Now, for a long time, there no known LBL had ever displayed very high energy emission, emitting photons with energies of a few teraelectronvolts (TeVs). There was plenty very high energy data on HBLs, but none of LBLs — until recently. In 1998, the Crimean Observatory observed TeV emission from BL Lac, and seven years later, so did MAGIC (Albert et al. 2007). This was unexpected, but things got even weirder from there. In June of 2011, the VERITAS team saw BL Lac flare, reaching an apparent brightness 125% that of the Crab, dying off within an hour (Arlen et al. 2013). Interestingly, though, was that the flare wasn’t seen at x-ray or lower energy gamma ray wavelengths, nor in radio waves. What happened?
A knotty situation
Four months after the TeV flare, radio astronomers saw another flare, this time at 15.4 GHz, 37 GHz, and 230 GHz — much lower energies. It turned out that this flare might be related to the gamma ray flare seen during the summer — just delayed. Two models were able to explain the behavior:
- A conical shock in the jet could provide photons, to jumpstart inverse Compton scattering. A high-density region of electrons passing through would produce gamma rays, and later radio waves, taking the form of a knot that would appear, thanks to an optical illusion, to be traveling faster than light.

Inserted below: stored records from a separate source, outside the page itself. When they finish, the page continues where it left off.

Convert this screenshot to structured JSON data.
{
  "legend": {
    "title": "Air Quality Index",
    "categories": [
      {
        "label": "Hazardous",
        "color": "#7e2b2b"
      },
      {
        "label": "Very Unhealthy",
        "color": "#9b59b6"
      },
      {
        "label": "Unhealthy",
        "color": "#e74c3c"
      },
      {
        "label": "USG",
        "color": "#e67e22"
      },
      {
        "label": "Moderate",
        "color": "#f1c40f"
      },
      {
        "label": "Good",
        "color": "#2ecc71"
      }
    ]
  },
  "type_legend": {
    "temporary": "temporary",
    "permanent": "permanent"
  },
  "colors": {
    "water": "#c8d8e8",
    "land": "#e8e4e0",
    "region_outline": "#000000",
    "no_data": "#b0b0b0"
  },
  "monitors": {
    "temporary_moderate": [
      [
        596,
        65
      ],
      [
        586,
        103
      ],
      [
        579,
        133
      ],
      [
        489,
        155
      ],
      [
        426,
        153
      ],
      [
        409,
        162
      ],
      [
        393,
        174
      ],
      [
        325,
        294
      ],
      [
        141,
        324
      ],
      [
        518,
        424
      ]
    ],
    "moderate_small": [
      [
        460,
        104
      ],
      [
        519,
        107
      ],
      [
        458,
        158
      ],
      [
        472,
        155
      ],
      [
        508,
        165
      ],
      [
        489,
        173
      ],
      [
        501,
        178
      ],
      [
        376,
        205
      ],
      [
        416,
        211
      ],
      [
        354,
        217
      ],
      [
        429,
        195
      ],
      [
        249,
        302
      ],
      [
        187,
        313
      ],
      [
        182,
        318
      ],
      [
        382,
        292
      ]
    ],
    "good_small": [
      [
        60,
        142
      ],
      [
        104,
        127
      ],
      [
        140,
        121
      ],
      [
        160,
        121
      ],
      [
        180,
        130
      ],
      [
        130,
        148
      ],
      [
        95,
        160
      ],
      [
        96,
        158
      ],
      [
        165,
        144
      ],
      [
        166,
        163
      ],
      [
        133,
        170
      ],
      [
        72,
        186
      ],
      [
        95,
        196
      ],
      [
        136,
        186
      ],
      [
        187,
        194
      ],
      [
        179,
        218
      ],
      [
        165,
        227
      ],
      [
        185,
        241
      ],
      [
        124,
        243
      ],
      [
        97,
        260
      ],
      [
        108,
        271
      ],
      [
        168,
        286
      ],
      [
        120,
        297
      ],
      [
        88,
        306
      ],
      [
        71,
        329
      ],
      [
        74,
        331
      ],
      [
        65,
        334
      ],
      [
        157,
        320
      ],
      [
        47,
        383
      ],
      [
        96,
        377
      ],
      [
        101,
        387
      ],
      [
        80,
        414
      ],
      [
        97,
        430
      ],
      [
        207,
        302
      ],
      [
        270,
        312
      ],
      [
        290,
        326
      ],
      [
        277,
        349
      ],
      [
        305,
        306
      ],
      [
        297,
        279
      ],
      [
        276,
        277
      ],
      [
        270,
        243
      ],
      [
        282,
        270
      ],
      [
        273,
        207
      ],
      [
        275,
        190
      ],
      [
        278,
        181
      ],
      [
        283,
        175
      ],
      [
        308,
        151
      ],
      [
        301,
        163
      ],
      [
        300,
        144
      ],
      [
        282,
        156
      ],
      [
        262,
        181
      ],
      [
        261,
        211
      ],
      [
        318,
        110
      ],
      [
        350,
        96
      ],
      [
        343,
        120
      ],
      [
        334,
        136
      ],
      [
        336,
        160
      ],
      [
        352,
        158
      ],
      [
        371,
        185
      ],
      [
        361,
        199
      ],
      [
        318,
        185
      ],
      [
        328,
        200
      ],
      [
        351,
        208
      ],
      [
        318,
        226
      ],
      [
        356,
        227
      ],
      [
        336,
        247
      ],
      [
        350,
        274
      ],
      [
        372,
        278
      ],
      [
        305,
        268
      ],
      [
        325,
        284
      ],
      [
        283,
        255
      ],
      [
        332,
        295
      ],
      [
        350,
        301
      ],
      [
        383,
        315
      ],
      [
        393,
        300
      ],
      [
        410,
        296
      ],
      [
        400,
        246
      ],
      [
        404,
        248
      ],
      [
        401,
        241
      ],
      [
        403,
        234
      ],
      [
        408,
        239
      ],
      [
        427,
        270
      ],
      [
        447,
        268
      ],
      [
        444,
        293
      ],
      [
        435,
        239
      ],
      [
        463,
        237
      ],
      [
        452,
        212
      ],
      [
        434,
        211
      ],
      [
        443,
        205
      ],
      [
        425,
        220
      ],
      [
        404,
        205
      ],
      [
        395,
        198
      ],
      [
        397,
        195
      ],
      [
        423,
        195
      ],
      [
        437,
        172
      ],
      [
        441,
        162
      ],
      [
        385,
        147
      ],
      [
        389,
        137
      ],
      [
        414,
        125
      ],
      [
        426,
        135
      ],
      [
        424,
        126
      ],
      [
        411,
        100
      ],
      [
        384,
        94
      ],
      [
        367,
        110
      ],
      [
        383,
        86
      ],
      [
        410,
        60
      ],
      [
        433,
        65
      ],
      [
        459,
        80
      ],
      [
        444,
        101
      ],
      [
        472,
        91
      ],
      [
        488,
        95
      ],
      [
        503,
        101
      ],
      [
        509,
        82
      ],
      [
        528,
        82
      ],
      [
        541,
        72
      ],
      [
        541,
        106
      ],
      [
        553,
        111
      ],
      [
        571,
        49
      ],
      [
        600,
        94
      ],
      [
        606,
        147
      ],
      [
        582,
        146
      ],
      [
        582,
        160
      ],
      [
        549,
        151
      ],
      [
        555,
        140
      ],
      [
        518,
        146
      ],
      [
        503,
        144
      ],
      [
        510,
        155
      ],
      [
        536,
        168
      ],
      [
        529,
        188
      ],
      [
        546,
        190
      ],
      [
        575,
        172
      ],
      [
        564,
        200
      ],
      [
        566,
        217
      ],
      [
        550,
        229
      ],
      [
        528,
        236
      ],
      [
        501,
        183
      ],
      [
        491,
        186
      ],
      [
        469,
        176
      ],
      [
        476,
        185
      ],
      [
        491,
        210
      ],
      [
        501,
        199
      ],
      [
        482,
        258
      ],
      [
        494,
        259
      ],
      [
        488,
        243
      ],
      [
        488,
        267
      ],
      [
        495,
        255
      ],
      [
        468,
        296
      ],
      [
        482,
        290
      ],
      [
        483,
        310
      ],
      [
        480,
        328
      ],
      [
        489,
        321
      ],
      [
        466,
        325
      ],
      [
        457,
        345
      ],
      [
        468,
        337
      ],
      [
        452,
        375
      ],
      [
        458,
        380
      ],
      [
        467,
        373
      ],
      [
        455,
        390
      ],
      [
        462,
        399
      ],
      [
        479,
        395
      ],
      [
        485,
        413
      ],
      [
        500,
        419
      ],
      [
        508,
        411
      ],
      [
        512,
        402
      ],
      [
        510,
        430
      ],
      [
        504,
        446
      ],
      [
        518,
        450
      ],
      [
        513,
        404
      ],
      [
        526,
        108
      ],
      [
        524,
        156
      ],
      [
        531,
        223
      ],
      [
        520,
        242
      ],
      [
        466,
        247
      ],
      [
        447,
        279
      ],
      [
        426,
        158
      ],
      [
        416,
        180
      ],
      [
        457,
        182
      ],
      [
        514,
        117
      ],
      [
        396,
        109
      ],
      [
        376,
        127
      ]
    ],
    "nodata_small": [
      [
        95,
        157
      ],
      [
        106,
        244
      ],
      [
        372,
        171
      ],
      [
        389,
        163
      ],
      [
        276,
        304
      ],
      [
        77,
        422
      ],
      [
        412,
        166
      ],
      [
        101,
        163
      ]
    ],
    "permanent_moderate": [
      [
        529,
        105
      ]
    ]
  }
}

- A high density region of matter could start upstream of the radio core, producing gamma rays. As it flows downstream, it would gradually become transparent at longer and longer wavelengths, eventually producing radio synchrotron radiation.
Credence was lent to these theories by the discovery by the Very Long Baseline Array of a radio knot emerging from the core around the same time as the radio flare.
The really exciting part of all this? We’ve seen more flares since 2011, including one this past spring. That’s where I come in. Assuming the Crab tests work, I’ll be applying the same methods to BL Lac data, trying to understand this spring’s flare and seeing how it compares to past ones. Is the AGN changing its flaring behavior, maybe getting brighter or dimmer? Are the flares all the same, or are they different? What does this mean for the structure of the knots passing through? Hopefully, I’ll be able to start taking steps towards answering these questions.
Back to the barn
Four days ago, we had the annual Nevis picnic, complete with burgers, volleyball, and drum lessons with the lab sysadmin. With all the scientists together — astrophysicists studying blazars, electricians designing circuit boards for ATLAS, physicists calibrating dark matter detectors, and many more — Nevis does feel like a family.
We dare to try to study some of the most extreme objects in the universe, from tiny subatomic particles zipping through Earth to supermassive black holes millions of light-years away. Like much of science these days, these are collaborative endeavors, made possible only by diverse groups of researchers coming together. At its best, science crosses borders and disciplines.
So far, that collaboration has helped us understand the universe better than ever before. I’m only a small part of that, nestled in a barn by the Hudson River, peering across the cosmos. But from this barn — from this old farm — we’re figuring out how the universe works, one photon at a time.